Oh no ... I've run out of NI and the next delivery isn't until Tuesday morning!

I've got a small chest freezer being delivered tomorrow for the garage especially for storing dog food, so my next NI order can be a big one ... but what can I feed them today and tomorrow?

Gave them chicken wings last night and finished the last bit of NI this morning. Bess is still on 3 meals a day and eats quite a lot.

Any suggestions what else I can give them to eat today/tomorrow till Tuesday NI order arrives?

Thanks so much. S x


----------



## sharplesfamily (Apr 28, 2011)

If you've got a Pets at Home near you, you can get a bag or two of Nature's Menu Banquet Nuggets. Unlike the reast of the Nature's Menu Nuggets, the Banquet ones have no rice. When Luna went off her NI puppy food, this was the one thing she loved. We bought some more recently to give her a change every now and then even though she loves her NI again.

http://naturesmenu.co.uk/products/Banquet_Nuggets/Frozen_Nuggets/Frozen_Nuggets/


----------



## Dylansmum (Oct 29, 2010)

Minced chicken or turkey from the supermarket will be fine. Chicken wings, carcasses or necks, or see if your local pet shops have any frozen ranges. I used to get frozen necks and also tripe from mine. Tinned tuna (in water not brine), raw eggs, raw fish like sardines or mackerel.


----------



## Mogdog (Feb 6, 2011)

Thanks so much Dave and Helen ... I'm going to give some of these suggestions a try. 

Sue


----------



## paul1959 (Aug 3, 2010)

We have some spare if you need some still.


----------



## Mogdog (Feb 6, 2011)

paul1959 said:


> We have some spare if you need some still.


Thanks for offering Paul, that's really kind.
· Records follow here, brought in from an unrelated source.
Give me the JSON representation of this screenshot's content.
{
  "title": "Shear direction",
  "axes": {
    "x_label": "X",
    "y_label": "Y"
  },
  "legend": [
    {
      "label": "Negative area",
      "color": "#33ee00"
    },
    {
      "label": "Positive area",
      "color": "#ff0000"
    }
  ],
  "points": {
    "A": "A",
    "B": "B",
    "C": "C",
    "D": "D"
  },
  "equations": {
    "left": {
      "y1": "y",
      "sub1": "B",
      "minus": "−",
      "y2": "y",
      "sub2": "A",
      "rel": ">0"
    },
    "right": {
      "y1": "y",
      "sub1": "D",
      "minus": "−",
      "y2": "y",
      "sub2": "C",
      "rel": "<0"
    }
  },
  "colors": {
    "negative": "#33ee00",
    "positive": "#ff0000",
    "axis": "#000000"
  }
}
I've just stocked up with a variety of things so should be OK till NI delivery arrives Tuesday morning - all 40kg of it!


----------



## paul1959 (Aug 3, 2010)

Cool, glad you got something sorted.


----------



## glitzydebs (Jun 10, 2011)

Are tinned sardines okay?


----------



## Dylansmum (Oct 29, 2010)

Yes, but I'm not sure what type is best ie whether in oil or tomato sauce. Maybe someone else knows more. For tuna I would stick to the type in spring water.


----------



## sharplesfamily (Apr 28, 2011)

Dylansmum said:


> Yes, but I'm not sure what type is best ie whether in oil or tomato sauce. Maybe someone else knows more. For tuna I would stick to the type in spring water.


Luna has sardines in oil. In fact, sometimes I just pour the oil onto her NI to get some of the fish smell on there if she's being fussy.


----------



## Cockapoodledoo (Feb 8, 2011)

Mine will have sardines any way ....oil or tomato. 

Karen xx


----------



## Janev1000 (Oct 4, 2011)

I've been buying the tinned sardines in spring water and also dribble the water over the NI for the smell - works every time - and at other times, mash in some of the fish. Glad to know I'm not the only one!


----------



## gemma27 (May 23, 2011)

Depending on where you live, you may have a local stockist of NI near you. We ran out of NI a few weeks back and like you had to go a couple of days before delivery. 

I rang NI and they told me they have a list of people round the country who supply NI. 

My closest was a dog hydrotherepy pool about a twenty mins drive. They usually buy in for people but were able to supply me with enough puppy and chicken to get me through. Worth a try if you get stuck again.


----------



## Mogdog (Feb 6, 2011)

Thanks Gemma. Pets Corner in a Garden Centre not too far away used to stock it which was handy but unfortunately they have stopped - said they didn't sell enough, but they did charge a lot more!

On a different subject, the two stag bars I ordered arrived yesterday ... the dogs absolutely love one of them are don't seem fussed about the other, so they are like two small children trying to get the same toy!! Very odd.


----------



## embee (Dec 27, 2010)

Mogdog said:


> On a different subject, the two stag bars I ordered arrived yesterday ... the dogs absolutely love one of them are don't seem fussed about the other, so they are like two small children trying to get the same toy!! Very odd.


Oh my two do that too. There can be two stag bars on the rug and they both bicker over the same one and often resort to chewing an end each while the other bit is just discarded on the floor


----------



## Cockapoodledoo (Feb 8, 2011)

Yes, same with my two .......they both want the same one! Makes for some very entertaining chases. Basil is soooo cheeky until Rufus tells him off!

Karen xx


----------



## tessybear (May 1, 2011)

Sue Pet's Corner haven't run out of their stock yet I just bought a few tubs recently.


----------



## Mogdog (Feb 6, 2011)

tessybear said:


> Sue Pet's Corner haven't run out of their stock yet I just bought a few tubs recently.


Thanks Tess. That's confusing as NI have removed Pet's Corner as stockists from their website and told me they no longer stock it. Useful to know - thanks.


----------